- 2 pounds (907g) boneless, skinless chicken thighs, cut in 2” pieces
- 3 tablespoons (45ml) lemon juice
- 3 teaspoons Surya Salt
- 1 tablespoon, plus 2 teaspoons Garam Masala
- 1½ teaspoons Pahadi Pink Garlic powder
- ¾ teaspoon Basiya Ginger powder
- 2 (150g) medium-to-large shallots, thinly sliced
- ½ cup (118ml) canola oil, or other neutral oil
- 1 (250g) white onion, finely diced
- 2 to 3 (275g) plum tomatoes, finely chopped
- 1 to 2 teaspoons Byadgi Chilli powder
- 1½ teaspoons ground Nandini Coriander
- 1 teaspoon ground Jodhana Cumin
- ½ teaspoon Pragati Turmeric
- ½ cup (113g) plain, full-fat yogurt (not Greek), plus more for serving
- 10 to 12 (150g) Jimmy Nardello peppers or 4 (400g) medium Yukon gold potatoes, peeled and quartered
- 2 teaspoons kasuri methi, optional
- Small handful chopped cilantro, for garnishing
- Steamed rice or roti, for serving
Ingredients
Methods
- Combine the chicken, 2 tablespoons (30ml) lemon juice, 1½ teaspoons salt, 1 tablespoon garam masala, garlic powder, and ginger powder in a bowl. Toss to coat the chicken evenly in the spices, cover, and refrigerate for at least 1 hour, up to overnight.

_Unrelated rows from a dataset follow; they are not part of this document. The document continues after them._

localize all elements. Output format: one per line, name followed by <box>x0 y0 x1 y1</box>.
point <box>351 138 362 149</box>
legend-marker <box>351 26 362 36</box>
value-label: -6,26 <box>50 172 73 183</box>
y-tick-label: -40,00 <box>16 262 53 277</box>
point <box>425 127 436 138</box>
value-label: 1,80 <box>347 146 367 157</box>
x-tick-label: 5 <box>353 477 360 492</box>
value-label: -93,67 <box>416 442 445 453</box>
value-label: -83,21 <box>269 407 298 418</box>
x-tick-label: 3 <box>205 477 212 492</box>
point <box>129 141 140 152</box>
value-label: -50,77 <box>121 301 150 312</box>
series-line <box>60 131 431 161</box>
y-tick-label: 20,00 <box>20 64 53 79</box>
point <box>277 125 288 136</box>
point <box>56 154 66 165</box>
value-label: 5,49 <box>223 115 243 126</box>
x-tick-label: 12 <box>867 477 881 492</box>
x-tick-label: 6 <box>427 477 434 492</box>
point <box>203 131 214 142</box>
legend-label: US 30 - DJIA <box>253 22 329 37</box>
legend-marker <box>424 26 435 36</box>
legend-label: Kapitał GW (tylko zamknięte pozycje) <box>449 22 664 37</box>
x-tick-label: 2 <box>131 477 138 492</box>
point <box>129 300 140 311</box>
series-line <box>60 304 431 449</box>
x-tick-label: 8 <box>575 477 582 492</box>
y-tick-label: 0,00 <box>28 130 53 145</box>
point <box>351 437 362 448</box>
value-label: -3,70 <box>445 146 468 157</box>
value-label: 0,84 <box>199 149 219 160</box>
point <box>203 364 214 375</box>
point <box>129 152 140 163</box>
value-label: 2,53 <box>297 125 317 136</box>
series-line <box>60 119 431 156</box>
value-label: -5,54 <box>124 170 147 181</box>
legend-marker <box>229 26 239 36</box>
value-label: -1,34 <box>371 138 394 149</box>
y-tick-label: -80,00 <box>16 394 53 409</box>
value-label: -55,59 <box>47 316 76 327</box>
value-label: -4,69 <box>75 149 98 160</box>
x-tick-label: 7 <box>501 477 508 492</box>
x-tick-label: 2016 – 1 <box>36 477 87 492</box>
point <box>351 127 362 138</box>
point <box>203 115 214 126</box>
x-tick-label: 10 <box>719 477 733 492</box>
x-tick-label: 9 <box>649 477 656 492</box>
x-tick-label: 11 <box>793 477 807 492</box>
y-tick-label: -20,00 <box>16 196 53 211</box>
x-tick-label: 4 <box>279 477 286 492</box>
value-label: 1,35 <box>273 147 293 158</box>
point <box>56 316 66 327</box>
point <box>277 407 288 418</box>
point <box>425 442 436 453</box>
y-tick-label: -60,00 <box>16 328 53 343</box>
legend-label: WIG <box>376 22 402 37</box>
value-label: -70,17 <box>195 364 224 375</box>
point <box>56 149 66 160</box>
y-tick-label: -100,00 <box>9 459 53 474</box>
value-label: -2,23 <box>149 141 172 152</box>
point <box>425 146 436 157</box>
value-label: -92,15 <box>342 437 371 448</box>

- To make the fried shallot topping, heat the canola oil in a Dutch oven or large, heavy-bottomed pot over medium-high heat. When shimmering, add half of the shallots, and fry, stirring occasionally, until light golden, 3 to 5 minutes. Using a slotted spoon, transfer the fried shallots to a paper towel-lined plate. Repeat with the remaining half of the shallots, reserving the pot with the oil.
- Return the pot with the oil to medium heat. Add the onions and 1 teaspoon salt, and cook, stirring occasionally, until the onions soften and start to caramelize, 8 to 12 minutes. Add the tomatoes, chilli powder, coriander, cumin, turmeric, the remaining 2 teaspoons garam masala, and ¼ cup water, and cook, stirring frequently, until the tomatoes break down and the oil starts to separate, 7 to 10 minutes. Add the yogurt one big spoonful at a time, stirring to incorporate before adding more.
- Then, add the marinated chicken, stir to coat in the tomato-onion mixture, and cook, stirring frequently, until the chicken loses its raw appearance and turns opaque, 4 to 7 minutes. Add the Jimmy Nardello peppers, the remaining ½ teaspoon salt, and ⅓ cup water, stir, and bring to a simmer (if using potatoes, add the potatoes and increase the water to ⅔ cup total). Cover and cook, stirring occasionally, until the chicken—and potatoes, if using—is cooked through and easily pulls apart with a fork, 30 to 35 minutes (if the gravy starts to get too thick, you can add a couple tablespoons of water while the chicken is cooking).
- To finish, rub the kasuri methi between your palms before stirring it into the curry. Add the remaining 1 tablespoon (15ml) lemon juice, taste and season with more salt and/or lemon juice, if necessary. Garnish with chopped cilantro and reserved fried shallots. Serve with steamed rice or roti, plus more yogurt on the side.